Sigil ships with primitive effects:

  • Clock
  • Fs
  • FsWatch
  • Http
  • Log
  • Process
  • Pty
  • Random
  • Sql
  • Stream
  • Task
  • Tcp
  • Terminal
  • Timer
  • WebSocket

Projects may define reusable multi-effect aliases only in src/effects.lib.sigil. Aliases must expand to at least two primitive effects.

Example:

effect CliIo=!Fs!Log!Process

Examples:

e axios:{get:λ(String)=>!Http String}

e console:{log:λ(String)=>!Log Unit}

λfetch()=>!Http String=axios.get("https://example.com")

λmain()=>!Http!Log Unit={
  l _=(fetch():String);
  console.log("hello")
}

Effects are explicit surface syntax. The checker tracks them as part of the typed program and enforces exact effect annotations after named-effect expansion: missing required effects are rejected, and extra unused declared effects are rejected as well.

Canonical Typed Rules

Some canonical rules depend on typing information.

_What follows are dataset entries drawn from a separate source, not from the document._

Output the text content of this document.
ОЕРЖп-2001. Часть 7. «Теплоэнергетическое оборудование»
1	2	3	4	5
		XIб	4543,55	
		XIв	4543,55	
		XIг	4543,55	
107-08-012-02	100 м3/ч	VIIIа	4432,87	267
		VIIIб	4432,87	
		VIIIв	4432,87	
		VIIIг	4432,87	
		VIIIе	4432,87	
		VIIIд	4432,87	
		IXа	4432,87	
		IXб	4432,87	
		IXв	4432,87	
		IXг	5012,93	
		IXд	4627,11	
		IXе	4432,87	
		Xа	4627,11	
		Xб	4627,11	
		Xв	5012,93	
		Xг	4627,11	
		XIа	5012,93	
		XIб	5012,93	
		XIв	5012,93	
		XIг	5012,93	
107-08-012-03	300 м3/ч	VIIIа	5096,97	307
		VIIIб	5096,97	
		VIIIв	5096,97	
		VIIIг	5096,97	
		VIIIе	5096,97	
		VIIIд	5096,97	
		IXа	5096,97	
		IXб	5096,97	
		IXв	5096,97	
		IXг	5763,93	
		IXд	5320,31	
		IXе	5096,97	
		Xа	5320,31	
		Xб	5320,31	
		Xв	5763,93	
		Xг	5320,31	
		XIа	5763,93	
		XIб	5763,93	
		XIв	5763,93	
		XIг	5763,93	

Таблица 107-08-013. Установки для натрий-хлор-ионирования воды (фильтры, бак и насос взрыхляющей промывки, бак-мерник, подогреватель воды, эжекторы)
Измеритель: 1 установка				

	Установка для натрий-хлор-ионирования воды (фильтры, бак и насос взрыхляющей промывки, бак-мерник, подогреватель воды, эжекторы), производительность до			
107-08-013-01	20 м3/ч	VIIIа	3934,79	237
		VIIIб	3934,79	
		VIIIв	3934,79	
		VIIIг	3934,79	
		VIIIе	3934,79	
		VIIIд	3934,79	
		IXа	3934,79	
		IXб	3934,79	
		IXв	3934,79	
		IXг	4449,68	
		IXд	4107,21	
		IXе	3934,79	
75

Current important example:

  • a pure local binding used exactly once is rejected and must be inlined
  • a wildcard sequencing binding must not discard a pure expression

This rule is applied after type checking by the canonical validator.

What This Spec Does Not Claim

This document intentionally does not specify:

  • ownership semantics
  • borrow rules
  • inferred lifetimes
  • Algorithm W

Those are not part of the implemented Sigil type system in this repository.